Turkey has reportedly chosen to delay - but not cancel - the delivery of the S-400 surface-to-air missiles from Russia by a few months in an effort to appease the United States over their decision to buy systems that are incompatible with those of NATO.
According to Turkish daily Hurriyet, which cites unnamed diplomats, Turkey's Foreign Minister Mevlut Cavusoglu told his US counterpart Secretary of State Mike Pompeo in a meeting in Washington on June 4 that his country chose to have the S-400s delivered after 19 months, instead of the nine-month option offered by Russia.
The official reason presented by Turkey was that it needed more time to train its soldiers to use the new anti-ballistic missile systems, which would otherwise have to be handled by Russians.
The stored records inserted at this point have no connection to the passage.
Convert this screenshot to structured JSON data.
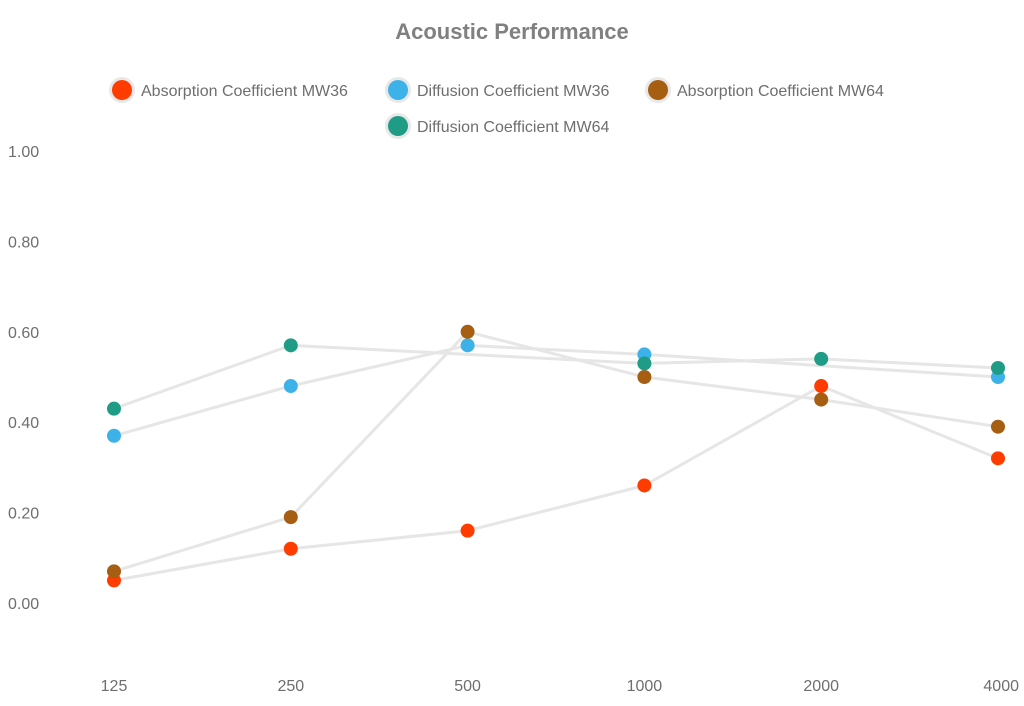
{
  "chart_data": {
    "type": "line",
    "title": "Acoustic Performance",
    "xlabel": "",
    "ylabel": "",
    "categories": [
      "125",
      "250",
      "500",
      "1000",
      "2000",
      "4000"
    ],
    "y_ticks": [
      "0.00",
      "0.20",
      "0.40",
      "0.60",
      "0.80",
      "1.00"
    ],
    "ylim": [
      -0.13,
      1.0
    ],
    "grid": false,
    "legend_position": "top-center",
    "series": [
      {
        "name": "Absorption Coefficient MW36",
        "color": "#ff3d00",
        "values": [
          0.05,
          0.12,
          0.16,
          0.26,
          0.48,
          0.32
        ]
      },
      {
        "name": "Diffusion Coefficient MW36",
        "color": "#3cb2e8",
        "values": [
          0.37,
          0.48,
          0.57,
          0.55,
          null,
          0.5
        ]
      },
      {
        "name": "Absorption Coefficient MW64",
        "color": "#a65e13",
        "values": [
          0.07,
          0.19,
          0.6,
          0.5,
          0.45,
          0.39
        ]
      },
      {
        "name": "Diffusion Coefficient MW64",
        "color": "#1f9c85",
        "values": [
          0.43,
          0.57,
          null,
          0.53,
          0.54,
          0.52
        ]
      }
    ]
  }
}
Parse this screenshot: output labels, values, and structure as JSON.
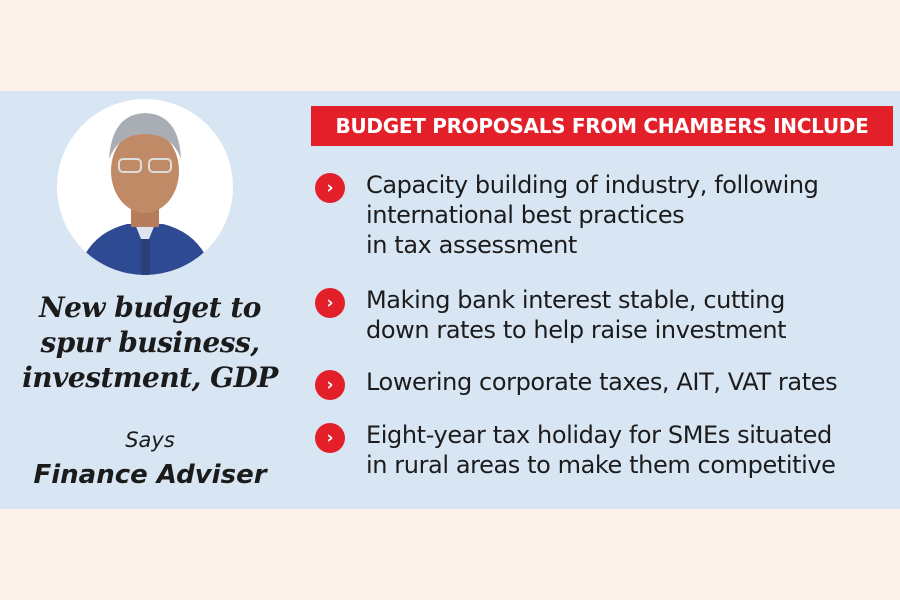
{
  "left": {
    "headline": "New budget to spur business, investment, GDP",
    "says": "Says",
    "speaker": "Finance Adviser"
  },
  "right": {
    "banner": "BUDGET PROPOSALS FROM CHAMBERS INCLUDE",
    "items": [
      {
        "text": "Capacity building of industry, following\ninternational best practices\nin tax assessment"
      },
      {
        "text": "Making bank interest stable, cutting\ndown rates to help raise investment"
      },
      {
        "text": "Lowering corporate taxes, AIT, VAT rates"
      },
      {
        "text": "Eight-year tax holiday for SMEs situated\nin rural areas to make them competitive"
      }
    ]
  },
  "colors": {
    "accent": "#e3202a",
    "panel": "#d8e6f4",
    "page": "#fdf3ea"
  },
  "icons": {
    "bullet": "chevron-right-icon"
  }
}
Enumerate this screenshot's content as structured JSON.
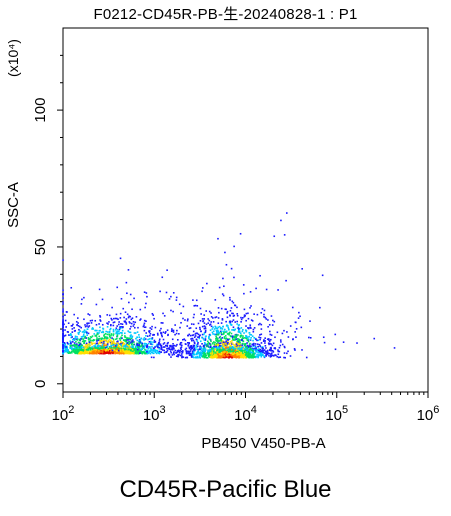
{
  "chart_data": {
    "type": "scatter",
    "title": "F0212-CD45R-PB-生-20240828-1 : P1",
    "xlabel": "PB450 V450-PB-A",
    "ylabel": "SSC-A",
    "y_multiplier_label": "(x10⁴)",
    "x_scale": "log",
    "xlim": [
      100,
      1000000
    ],
    "ylim": [
      -3,
      130
    ],
    "x_ticks": [
      {
        "value": 100,
        "base": "10",
        "exp": "2"
      },
      {
        "value": 1000,
        "base": "10",
        "exp": "3"
      },
      {
        "value": 10000,
        "base": "10",
        "exp": "4"
      },
      {
        "value": 100000,
        "base": "10",
        "exp": "5"
      },
      {
        "value": 1000000,
        "base": "10",
        "exp": "6"
      }
    ],
    "y_ticks": [
      0,
      50,
      100
    ],
    "grid": false,
    "populations": [
      {
        "name": "",
        "x_center": 300,
        "x_log_spread": 0.33,
        "y_center": 11,
        "y_spread": 3.5,
        "density": 0.5
      },
      {
        "name": "",
        "x_center": 6500,
        "x_log_spread": 0.22,
        "y_center": 9.5,
        "y_spread": 4.5,
        "density": 0.5
      }
    ],
    "colormap": [
      "#1a1aff",
      "#00c8ff",
      "#00e060",
      "#ffe000",
      "#ff8000",
      "#e00000"
    ]
  },
  "caption": "CD45R-Pacific Blue"
}
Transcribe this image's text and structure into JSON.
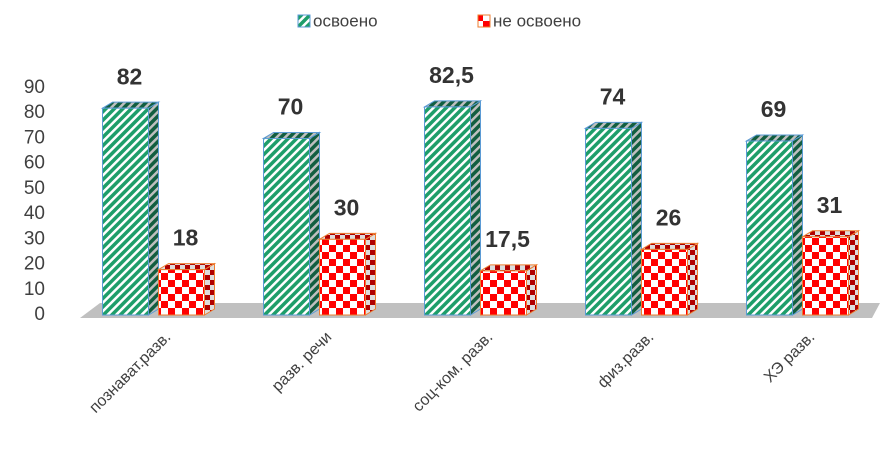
{
  "chart_data": {
    "type": "bar3d",
    "categories": [
      "познават.разв.",
      "разв. речи",
      "соц-ком. разв.",
      "физ.разв.",
      "ХЭ разв."
    ],
    "series": [
      {
        "name": "освоено",
        "color": "#1e9e6a",
        "values": [
          82,
          70,
          82.5,
          74,
          69
        ],
        "value_labels": [
          "82",
          "70",
          "82,5",
          "74",
          "69"
        ]
      },
      {
        "name": "не освоено",
        "color": "#ff0000",
        "values": [
          18,
          30,
          17.5,
          26,
          31
        ],
        "value_labels": [
          "18",
          "30",
          "17,5",
          "26",
          "31"
        ]
      }
    ],
    "ylim": [
      0,
      90
    ],
    "yticks": [
      0,
      10,
      20,
      30,
      40,
      50,
      60,
      70,
      80,
      90
    ],
    "grid": false,
    "legend": "top"
  }
}
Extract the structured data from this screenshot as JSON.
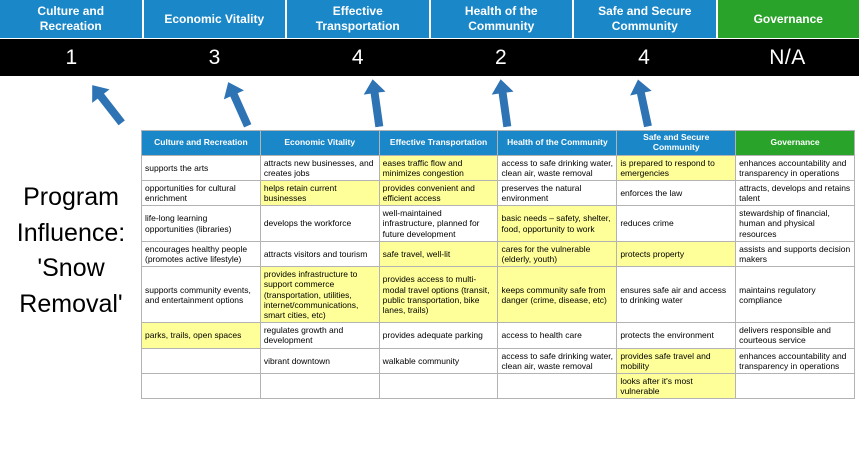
{
  "title": "Program\nInfluence:\n'Snow\nRemoval'",
  "colors": {
    "header_blue": "#1987c8",
    "header_green": "#2aa32a",
    "score_band_bg": "#000000",
    "cell_highlight": "#ffff99",
    "arrow_blue": "#2e74b5"
  },
  "scoreboard": {
    "columns": [
      {
        "label": "Culture and Recreation",
        "score": "1",
        "type": "blue"
      },
      {
        "label": "Economic Vitality",
        "score": "3",
        "type": "blue"
      },
      {
        "label": "Effective Transportation",
        "score": "4",
        "type": "blue"
      },
      {
        "label": "Health of the Community",
        "score": "2",
        "type": "blue"
      },
      {
        "label": "Safe and Secure Community",
        "score": "4",
        "type": "blue"
      },
      {
        "label": "Governance",
        "score": "N/A",
        "type": "green"
      }
    ]
  },
  "matrix": {
    "headers": [
      {
        "label": "Culture and Recreation",
        "type": "blue"
      },
      {
        "label": "Economic Vitality",
        "type": "blue"
      },
      {
        "label": "Effective Transportation",
        "type": "blue"
      },
      {
        "label": "Health of the Community",
        "type": "blue"
      },
      {
        "label": "Safe and Secure Community",
        "type": "blue"
      },
      {
        "label": "Governance",
        "type": "green"
      }
    ],
    "rows": [
      [
        {
          "text": "supports the arts",
          "highlight": false
        },
        {
          "text": "attracts new businesses, and creates jobs",
          "highlight": false
        },
        {
          "text": "eases traffic flow and minimizes congestion",
          "highlight": true
        },
        {
          "text": "access to safe drinking water, clean air, waste removal",
          "highlight": false
        },
        {
          "text": "is prepared to respond to emergencies",
          "highlight": true
        },
        {
          "text": "enhances accountability and transparency in operations",
          "highlight": false
        }
      ],
      [
        {
          "text": "opportunities for cultural enrichment",
          "highlight": false
        },
        {
          "text": "helps retain current businesses",
          "highlight": true
        },
        {
          "text": "provides convenient and efficient access",
          "highlight": true
        },
        {
          "text": "preserves the natural environment",
          "highlight": false
        },
        {
          "text": "enforces the law",
          "highlight": false
        },
        {
          "text": "attracts, develops and retains talent",
          "highlight": false
        }
      ],
      [
        {
          "text": "life-long learning opportunities (libraries)",
          "highlight": false
        },
        {
          "text": "develops the workforce",
          "highlight": false
        },
        {
          "text": "well-maintained infrastructure, planned for future development",
          "highlight": false
        },
        {
          "text": "basic needs – safety, shelter, food, opportunity to work",
          "highlight": true
        },
        {
          "text": "reduces crime",
          "highlight": false
        },
        {
          "text": "stewardship of financial, human and physical resources",
          "highlight": false
        }
      ],
      [
        {
          "text": "encourages healthy people (promotes active lifestyle)",
          "highlight": false
        },
        {
          "text": "attracts visitors and tourism",
          "highlight": false
        },
        {
          "text": "safe travel, well-lit",
          "highlight": true
        },
        {
          "text": "cares for the vulnerable (elderly, youth)",
          "highlight": true
        },
        {
          "text": "protects property",
          "highlight": true
        },
        {
          "text": "assists and supports decision makers",
          "highlight": false
        }
      ],
      [
        {
          "text": "supports community events, and entertainment options",
          "highlight": false
        },
        {
          "text": "provides infrastructure to support commerce (transportation, utilities, internet/communications, smart cities, etc)",
          "highlight": true
        },
        {
          "text": "provides access to multi-modal travel options (transit, public transportation, bike lanes, trails)",
          "highlight": true
        },
        {
          "text": "keeps community safe from danger (crime, disease, etc)",
          "highlight": true
        },
        {
          "text": "ensures safe air and access to drinking water",
          "highlight": false
        },
        {
          "text": "maintains regulatory compliance",
          "highlight": false
        }
      ],
      [
        {
          "text": "parks, trails, open spaces",
          "highlight": true
        },
        {
          "text": "regulates growth and development",
          "highlight": false
        },
        {
          "text": "provides adequate parking",
          "highlight": false
        },
        {
          "text": "access to health care",
          "highlight": false
        },
        {
          "text": "protects the environment",
          "highlight": false
        },
        {
          "text": "delivers responsible and courteous service",
          "highlight": false
        }
      ],
      [
        {
          "text": "",
          "highlight": false
        },
        {
          "text": "vibrant downtown",
          "highlight": false
        },
        {
          "text": "walkable community",
          "highlight": false
        },
        {
          "text": "access to safe drinking water, clean air, waste removal",
          "highlight": false
        },
        {
          "text": "provides safe travel and mobility",
          "highlight": true
        },
        {
          "text": "enhances accountability and transparency in operations",
          "highlight": false
        }
      ],
      [
        {
          "text": "",
          "highlight": false
        },
        {
          "text": "",
          "highlight": false
        },
        {
          "text": "",
          "highlight": false
        },
        {
          "text": "",
          "highlight": false
        },
        {
          "text": "looks after it's most vulnerable",
          "highlight": true
        },
        {
          "text": "",
          "highlight": false
        }
      ]
    ]
  }
}
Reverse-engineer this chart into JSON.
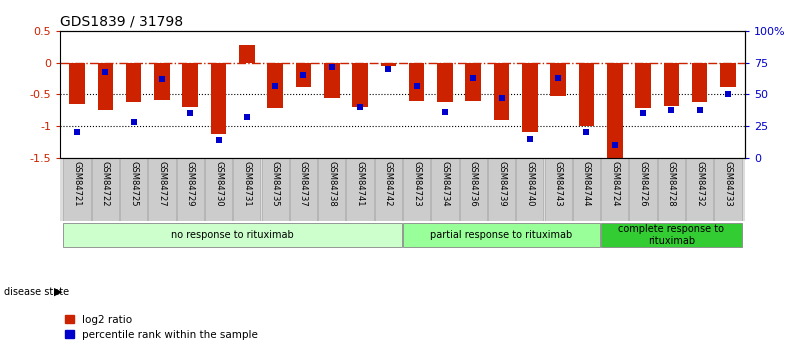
{
  "title": "GDS1839 / 31798",
  "samples": [
    "GSM84721",
    "GSM84722",
    "GSM84725",
    "GSM84727",
    "GSM84729",
    "GSM84730",
    "GSM84731",
    "GSM84735",
    "GSM84737",
    "GSM84738",
    "GSM84741",
    "GSM84742",
    "GSM84723",
    "GSM84734",
    "GSM84736",
    "GSM84739",
    "GSM84740",
    "GSM84743",
    "GSM84744",
    "GSM84724",
    "GSM84726",
    "GSM84728",
    "GSM84732",
    "GSM84733"
  ],
  "log2_ratio": [
    -0.65,
    -0.75,
    -0.62,
    -0.58,
    -0.7,
    -1.12,
    0.28,
    -0.72,
    -0.38,
    -0.55,
    -0.7,
    -0.05,
    -0.6,
    -0.62,
    -0.6,
    -0.9,
    -1.1,
    -0.52,
    -1.0,
    -1.55,
    -0.72,
    -0.68,
    -0.62,
    -0.38
  ],
  "percentile_pct": [
    20,
    68,
    28,
    62,
    35,
    14,
    32,
    57,
    65,
    72,
    40,
    70,
    57,
    36,
    63,
    47,
    15,
    63,
    20,
    10,
    35,
    38,
    38,
    50
  ],
  "groups": [
    {
      "label": "no response to rituximab",
      "start": 0,
      "end": 11,
      "color": "#ccffcc"
    },
    {
      "label": "partial response to rituximab",
      "start": 12,
      "end": 18,
      "color": "#99ff99"
    },
    {
      "label": "complete response to\nrituximab",
      "start": 19,
      "end": 23,
      "color": "#33cc33"
    }
  ],
  "ylim_left": [
    -1.5,
    0.5
  ],
  "ylim_right": [
    0,
    100
  ],
  "bar_color": "#cc2200",
  "marker_color": "#0000cc",
  "hline_0_color": "#cc2200",
  "hline_grid_color": "#000000",
  "background_color": "#ffffff",
  "bar_width": 0.55,
  "marker_size": 5
}
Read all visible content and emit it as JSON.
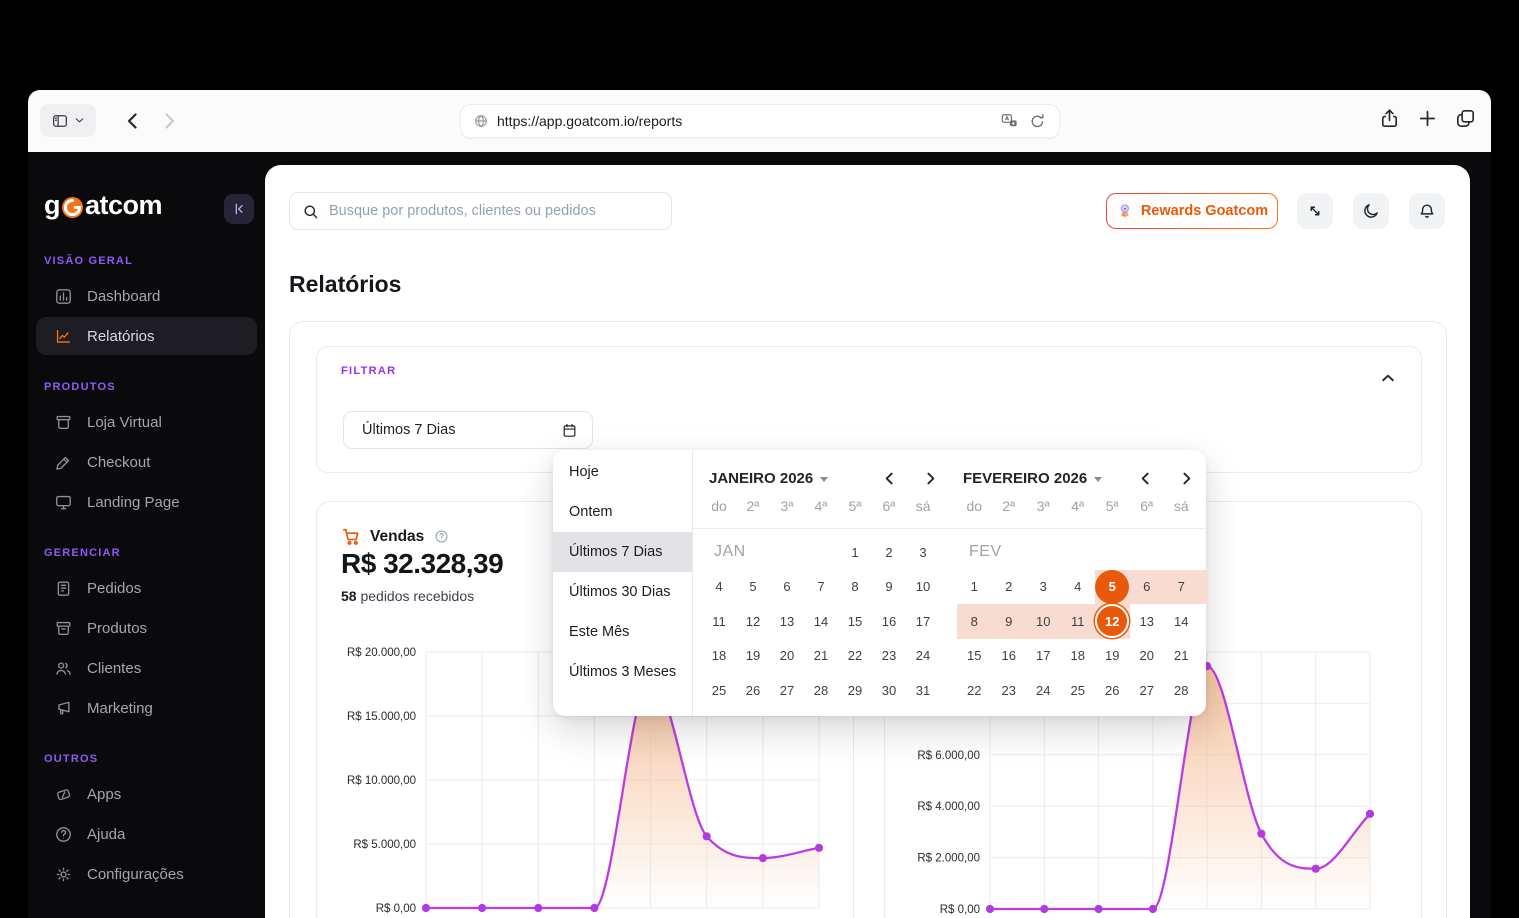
{
  "browser": {
    "url": "https://app.goatcom.io/reports"
  },
  "sidebar": {
    "logo_prefix": "g",
    "logo_suffix": "atcom",
    "sections": [
      {
        "label": "VISÃO GERAL",
        "items": [
          {
            "label": "Dashboard",
            "icon": "bar-chart",
            "active": false
          },
          {
            "label": "Relatórios",
            "icon": "line-chart",
            "active": true
          }
        ]
      },
      {
        "label": "PRODUTOS",
        "items": [
          {
            "label": "Loja Virtual",
            "icon": "storefront",
            "active": false
          },
          {
            "label": "Checkout",
            "icon": "pencil",
            "active": false
          },
          {
            "label": "Landing Page",
            "icon": "monitor",
            "active": false
          }
        ]
      },
      {
        "label": "GERENCIAR",
        "items": [
          {
            "label": "Pedidos",
            "icon": "clipboard",
            "active": false
          },
          {
            "label": "Produtos",
            "icon": "box",
            "active": false
          },
          {
            "label": "Clientes",
            "icon": "users",
            "active": false
          },
          {
            "label": "Marketing",
            "icon": "megaphone",
            "active": false
          }
        ]
      },
      {
        "label": "OUTROS",
        "items": [
          {
            "label": "Apps",
            "icon": "ticket",
            "active": false
          },
          {
            "label": "Ajuda",
            "icon": "help-circle",
            "active": false
          },
          {
            "label": "Configurações",
            "icon": "gear",
            "active": false
          }
        ]
      }
    ]
  },
  "header": {
    "search_placeholder": "Busque por produtos, clientes ou pedidos",
    "rewards_label": "Rewards Goatcom"
  },
  "page": {
    "title": "Relatórios"
  },
  "filter_card": {
    "label": "FILTRAR",
    "date_value": "Últimos 7 Dias"
  },
  "dropdown": {
    "options": [
      "Hoje",
      "Ontem",
      "Últimos 7 Dias",
      "Últimos 30 Dias",
      "Este Mês",
      "Últimos 3 Meses"
    ],
    "selected": "Últimos 7 Dias"
  },
  "calendar": {
    "months": [
      {
        "title": "JANEIRO 2026",
        "tag": "JAN",
        "weekdays": [
          "do",
          "2ª",
          "3ª",
          "4ª",
          "5ª",
          "6ª",
          "sá"
        ],
        "weeks": [
          [
            null,
            null,
            null,
            null,
            1,
            2,
            3
          ],
          [
            4,
            5,
            6,
            7,
            8,
            9,
            10
          ],
          [
            11,
            12,
            13,
            14,
            15,
            16,
            17
          ],
          [
            18,
            19,
            20,
            21,
            22,
            23,
            24
          ],
          [
            25,
            26,
            27,
            28,
            29,
            30,
            31
          ]
        ]
      },
      {
        "title": "FEVEREIRO 2026",
        "tag": "FEV",
        "weekdays": [
          "do",
          "2ª",
          "3ª",
          "4ª",
          "5ª",
          "6ª",
          "sá"
        ],
        "weeks": [
          [
            null,
            null,
            null,
            null,
            null,
            null,
            null
          ],
          [
            1,
            2,
            3,
            4,
            5,
            6,
            7
          ],
          [
            8,
            9,
            10,
            11,
            12,
            13,
            14
          ],
          [
            15,
            16,
            17,
            18,
            19,
            20,
            21
          ],
          [
            22,
            23,
            24,
            25,
            26,
            27,
            28
          ]
        ],
        "range": {
          "start": 5,
          "end": 12,
          "extend_after_day": 7
        }
      }
    ]
  },
  "sales_card": {
    "title": "Vendas",
    "value": "R$ 32.328,39",
    "orders_count": "58",
    "orders_label": " pedidos recebidos"
  },
  "chart_data": [
    {
      "type": "area",
      "title": "Vendas",
      "x": [
        1,
        2,
        3,
        4,
        5,
        6,
        7,
        8
      ],
      "values": [
        0,
        0,
        0,
        0,
        18100,
        5600,
        3900,
        4700
      ],
      "ylim": [
        0,
        20000
      ],
      "yticks": [
        0,
        5000,
        10000,
        15000,
        20000
      ],
      "ytick_labels": [
        "R$ 0,00",
        "R$ 5.000,00",
        "R$ 10.000,00",
        "R$ 15.000,00",
        "R$ 20.000,00"
      ],
      "grid": true,
      "line_color": "#bd3ce2",
      "dot_color": "#b23adf",
      "fill_top": "#f6c29c"
    },
    {
      "type": "area",
      "title": "",
      "x": [
        1,
        2,
        3,
        4,
        5,
        6,
        7,
        8
      ],
      "values": [
        0,
        0,
        0,
        0,
        9450,
        2930,
        1570,
        3700
      ],
      "ylim": [
        0,
        10000
      ],
      "yticks": [
        0,
        2000,
        4000,
        6000,
        8000,
        10000
      ],
      "ytick_labels": [
        "R$ 0,00",
        "R$ 2.000,00",
        "R$ 4.000,00",
        "R$ 6.000,00",
        "R$ 8.000,00",
        "R$ 10.000,00"
      ],
      "grid": true,
      "line_color": "#bd3ce2",
      "dot_color": "#b23adf",
      "fill_top": "#f6c29c"
    }
  ],
  "colors": {
    "accent_orange": "#e8590c",
    "accent_purple": "#8b5cf6",
    "filter_purple": "#9333ea",
    "line_purple": "#bd3ce2",
    "range_band": "#f8dcd2"
  }
}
“If we had accepted a nine-month delivery option then we would have no control on the use of S-400s. They would be used only by Russian experts, as national software would not be ready to be uploaded,” according to a Turkish official quoted in Hurriyet.
“Instead, we have chosen the 19-month option so that we could prepare our technical works and use them under fully Turkish control. We are very sensitive on this,” the official added.
Speaking at the Heritage Foundation in Washington on Tuesday, Assistant Secretary of State for European and Eurasian Affairs Wess Mitchell warned Turkey of unspecified consequences if it went along with the purchase of the Russian defence systems. US officials have repeatedly called on Turkey to cancel the purchase.